A descida durou pouco mais de quatro minutos em queda livre. Depois disso, ele acionou o paraquedas e completou o restante da descida até tocar o solo em uma região desértica dos Estados Unidos.
Apesar da velocidade extrema, o pouso foi surpreendentemente tranquilo. Ao chegar ao chão, ele caminhou normalmente antes de celebrar o feito com a equipe que o acompanhava.
Os recordes que marcaram o feito
A missão resultou em três recordes históricos. Baumgartner realizou o salto de maior altitude já registrado até então, alcançou a maior altura em um voo de balão tripulado e se tornou o primeiro humano a quebrar a barreira do som em queda livre.
Posteriormente, especialistas confirmaram que ele atingiu uma velocidade máxima superior a 1.300 km/h durante a descida.

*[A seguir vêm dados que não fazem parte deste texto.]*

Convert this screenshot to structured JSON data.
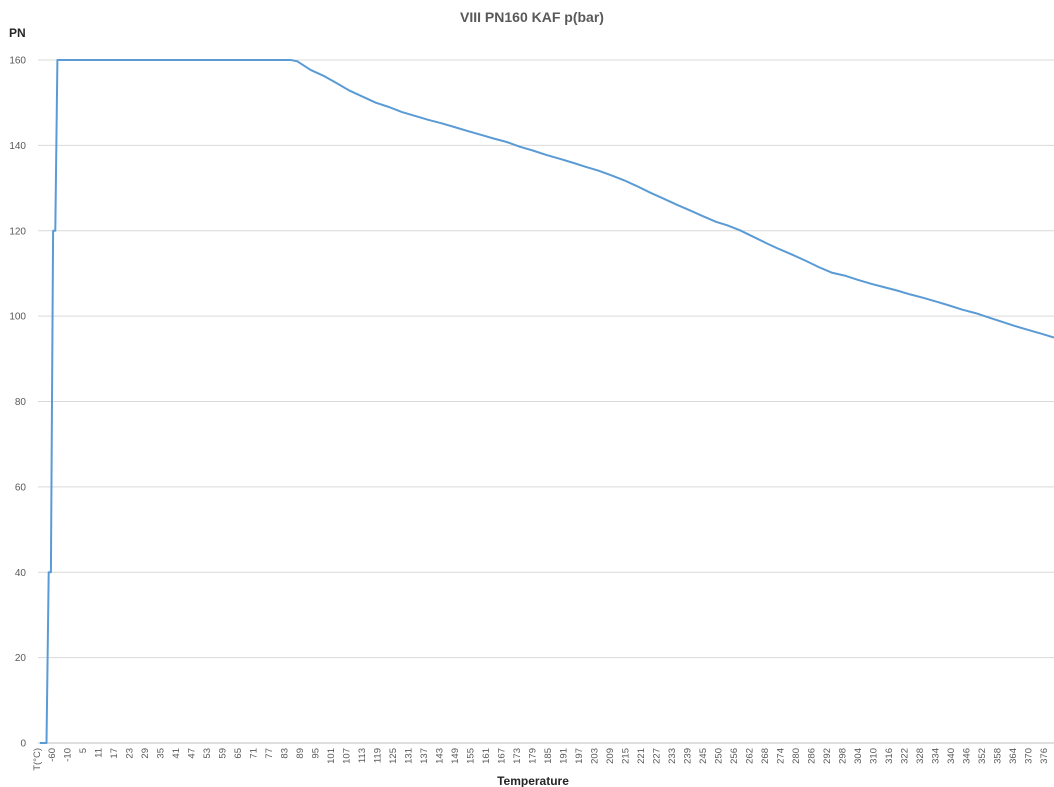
{
  "chart_data": {
    "type": "line",
    "title": "VIII PN160 KAF p(bar)",
    "xlabel": "Temperature",
    "ylabel": "PN",
    "x_header_label": "T(°C)",
    "ylim": [
      0,
      160
    ],
    "yticks": [
      0,
      20,
      40,
      60,
      80,
      100,
      120,
      140,
      160
    ],
    "grid": true,
    "legend": "none",
    "color": "#5b9bd5",
    "categories": [
      "-60",
      "-10",
      "5",
      "11",
      "17",
      "23",
      "29",
      "35",
      "41",
      "47",
      "53",
      "59",
      "65",
      "71",
      "77",
      "83",
      "89",
      "95",
      "101",
      "107",
      "113",
      "119",
      "125",
      "131",
      "137",
      "143",
      "149",
      "155",
      "161",
      "167",
      "173",
      "179",
      "185",
      "191",
      "197",
      "203",
      "209",
      "215",
      "221",
      "227",
      "233",
      "239",
      "245",
      "250",
      "256",
      "262",
      "268",
      "274",
      "280",
      "286",
      "292",
      "298",
      "304",
      "310",
      "316",
      "322",
      "328",
      "334",
      "340",
      "346",
      "352",
      "358",
      "364",
      "370",
      "376",
      "382",
      "388",
      "394",
      "400"
    ],
    "x": [
      -65,
      -62,
      -61,
      -60,
      -59,
      -58,
      -57,
      -10,
      47,
      50,
      53,
      59,
      65,
      71,
      77,
      83,
      89,
      95,
      101,
      107,
      113,
      119,
      125,
      131,
      137,
      143,
      149,
      155,
      161,
      167,
      173,
      179,
      185,
      191,
      197,
      203,
      209,
      215,
      221,
      227,
      233,
      239,
      245,
      250,
      256,
      262,
      268,
      274,
      280,
      286,
      292,
      298,
      304,
      310,
      316,
      322,
      328,
      334,
      340,
      346,
      352,
      358,
      364,
      370,
      376,
      382,
      388,
      394,
      400
    ],
    "series": [
      {
        "values": [
          0,
          0,
          40,
          40,
          120,
          120,
          160,
          160,
          160,
          160,
          159.7,
          157.7,
          156.3,
          154.6,
          152.8,
          151.4,
          150,
          149.0,
          147.8,
          146.9,
          146.0,
          145.2,
          144.3,
          143.4,
          142.5,
          141.6,
          140.8,
          139.7,
          138.8,
          137.8,
          136.9,
          136.0,
          135.0,
          134.1,
          133.0,
          131.8,
          130.4,
          128.9,
          127.5,
          126.1,
          124.8,
          123.4,
          122.1,
          121.3,
          120.1,
          118.6,
          117.1,
          115.7,
          114.4,
          113.0,
          111.5,
          110.2,
          109.5,
          108.5,
          107.6,
          106.8,
          106.0,
          105.1,
          104.3,
          103.4,
          102.5,
          101.5,
          100.7,
          99.7,
          98.7,
          97.7,
          96.8,
          95.9,
          95.0
        ]
      }
    ]
  }
}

Curiosamente, o próprio Baumgartner afirmou não ter percebido o momento exato em que rompeu a barreira do som. Segundo ele, a falta de referências durante a queda torna impossível sentir ou medir a velocidade com precisão.
Um legado além do espetáculo
Mais do que um espetáculo, a missão teve impacto científico relevante. Os dados coletados ajudaram a melhorar o entendimento sobre o comportamento do corpo humano em altitudes extremas e em situações de queda em alta velocidade.
Essas informações podem contribuir para avanços em segurança aeroespacial e em missões futuras.
Além disso, o evento mostrou até onde a combinação de tecnologia e preparação pode levar o ser humano.
Em 14 de outubro de 2012, Felix Baumgartner saltou de 39 km de altitude no projeto Red Bull Stratos — e fez o impossível: quebrou a barreira do som em queda livre, atingindo mais de 1.300 km/h.
Um dos momentos mais insanos da história da humanidade pic.twitter.com/QpFyOG3GYM
— Fiscal do Fim dos Tempos (@fiscaldofim) March 21, 2026
Um desfecho inesperado anos depois
Anos após entrar para a história, Felix Baumgartner voltou a ser notícia por um motivo trágico. Aos 56 anos, ele morreu após um acidente enquanto praticava voo com paramotor na Itália.
De acordo com relatos da imprensa local, ele teria passado mal durante o voo, perdendo o controle e caindo em uma área de um complexo turístico. Uma pessoa que estava no local ficou ferida, mas sem gravidade.
Baumgartner estava de férias com a família quando o acidente aconteceu, encerrando de forma inesperada a trajetória de um dos nomes mais marcantes dos esportes extremos.
Um salto que ainda ecoa
O salto de 2012 permanece como um dos maiores marcos da exploração humana em condições extremas. Ele não apenas quebrou recordes, mas também expandiu a percepção do que é possível.
No fim, mais do que velocidade ou altura, o feito simboliza algo maior: a busca constante por ultrapassar limites — mesmo quando eles parecem intransponíveis.